Liggett kept bumping into doomsayer writers while researching his own book. “You almost think they’re trying to scare people about what the future’s going to be if they don’t take some action,” he said. “I just didn’t want my stories to be dark and dystopian like that.”
Instead, he focuses on solutions. “I have these characters who are really struggling in a changing environment,” he said. “But they’re really doing it in a way to try to accommodate to it, to understand it, to be able to help people cope.” The characters in “Watermelon Snow” include scientists who frequently lament having to race against rising global temperatures to conduct their research before the glacier is transformed. At the same time, they express their growing dedication to scientific research — for them, it’s an increasingly vital and fulfilling pursuit.
Focusing on the solutions — the ways people might effectively respond to a world altered by climate change — is to choose a side in a debate much bigger than Liggett’s book and even bigger than the cli-fi genre. The journalist David Wallace-Wells energized both sides when he veered away from optimism in his 2017 New York Magazine cover story “The Uninhabitable Earth.” His piece describes the worst-case scenarios of climate change: the disasters that may come in food production, ocean and air pollution and wars, to name a few. While some lauded Wallace-Wells’ approach, others called it alarmist, including a group of prominent scientists who criticized it in an analysis published online.

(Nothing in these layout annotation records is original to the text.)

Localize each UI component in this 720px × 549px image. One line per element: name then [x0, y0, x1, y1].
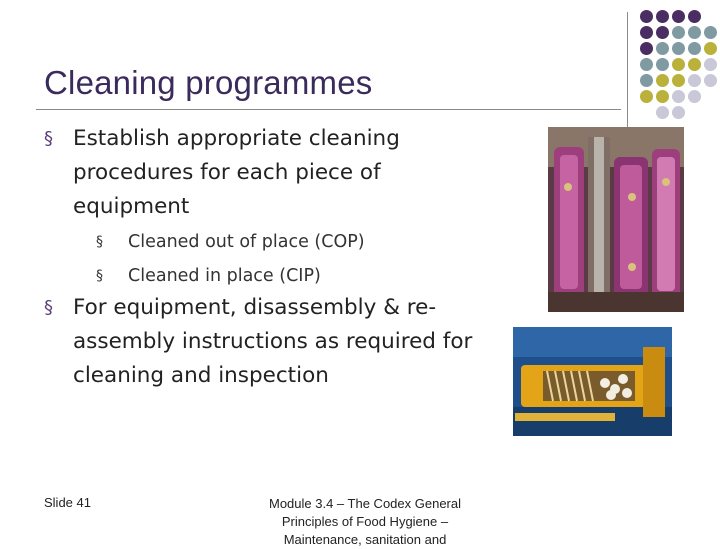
dot [688, 26, 701, 39]
equipment-photo-bottom [513, 327, 672, 436]
title-underline [36, 109, 621, 110]
dot [656, 90, 669, 103]
sub-bullet-cip-text: Cleaned in place (CIP) [128, 266, 321, 286]
dot [704, 58, 717, 71]
bullet-1-text: Establish appropriate cleaning procedures for each piece of equipment [73, 126, 400, 219]
decorative-dot-grid [640, 10, 720, 120]
yellow-auger-image [513, 327, 672, 436]
dot [656, 26, 669, 39]
dot [656, 106, 669, 119]
dot [672, 74, 685, 87]
dot [656, 58, 669, 71]
equipment-photo-top [548, 127, 684, 312]
dot [672, 58, 685, 71]
footer-module-title: Module 3.4 – The Codex General Principles of Food Hygiene – Maintenance, sanitation and [269, 496, 461, 547]
dot [704, 74, 717, 87]
bullet-marker: § [44, 297, 53, 318]
sub-bullet-cop-text: Cleaned out of place (COP) [128, 232, 365, 252]
dot [704, 42, 717, 55]
slide-number: Slide 41 [44, 495, 91, 510]
dot [640, 90, 653, 103]
dot [640, 58, 653, 71]
dot [672, 90, 685, 103]
dot [672, 10, 685, 23]
dot [704, 26, 717, 39]
dot [640, 10, 653, 23]
dot [656, 42, 669, 55]
dot [656, 10, 669, 23]
sub-bullet-marker: § [96, 234, 103, 250]
purple-machinery-image [548, 127, 684, 312]
slide-title: Cleaning programmes [44, 64, 373, 101]
vertical-rule [627, 12, 628, 127]
dot [656, 74, 669, 87]
dot [688, 58, 701, 71]
bullet-marker: § [44, 128, 53, 149]
dot [688, 90, 701, 103]
dot [672, 26, 685, 39]
dot [672, 42, 685, 55]
sub-bullet-marker: § [96, 268, 103, 284]
dot [640, 26, 653, 39]
dot [688, 42, 701, 55]
dot [688, 74, 701, 87]
dot [640, 74, 653, 87]
dot [688, 10, 701, 23]
dot [672, 106, 685, 119]
bullet-2-text: For equipment, disassembly & re-assembly instructions as required for cleaning and inspection [73, 295, 473, 388]
dot [640, 42, 653, 55]
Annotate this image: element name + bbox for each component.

“I really think that fiction has a way of engaging people in a subject, and that just pure factual information may not have the same impact,” Liggett says. For readers put off by learning about climate science because it’s so highly politicized, climate fiction can be an in, he believes. Liggett writes with the hope that once people are engaged, they’ll continue to envision how climate change may play out and what solutions may be possible. Dystopian cli-fi could instead lead readers toward fatalism, he believes.
Some research on the subject backs up Liggett’s approach. A 2010 study published in the journal Psychological Science found that “dire messaging” about climate change can cause audiences to become more skeptical of climate science and less likely to adopt sustainable behaviors. These effects are mitigated, however, when the message includes solutions.
“It’s not mystical. It’s not magical,” Liggett says. “It’s just real people coping with the real world as it’s changing.”
He’s not done with cli-fi. In fact, he’s now conducting research to dive into even more contentious terrain: “geoengineering,” efforts to use new technologies to slow global warming by absorbing carbon dioxide from the atmosphere or reflecting sunlight before it can reach Earth.
“The thing people are really worried about is somebody going off and trying [geoengineering] without knowing what they’re doing,” he says. And that’s exactly what he plans for his story’s villain to do. True to his optimistic approach, Liggett is exploring geoengineering not as a terrifying dystopian possibility but as a potential solution — if it’s used carefully.
“I didn’t set out to save the planet by writing a novel,” he wrote on his blog. Short of saving the planet, he may be helping bridge the gap between climate skeptics and climate activists.
One reviewer of Liggett’s book, Rebecca McNutt, wrote on Goodreads.com that she’s “never been much of a fan of environmental-themed books,” nor “a supporter of everyone jumping on the trendy eco bandwagon.” She proceeds to commend the novel, giving it four out of five stars. At least for her, it seems, Liggett’s optimistic approach has worked exactly as he’d hoped.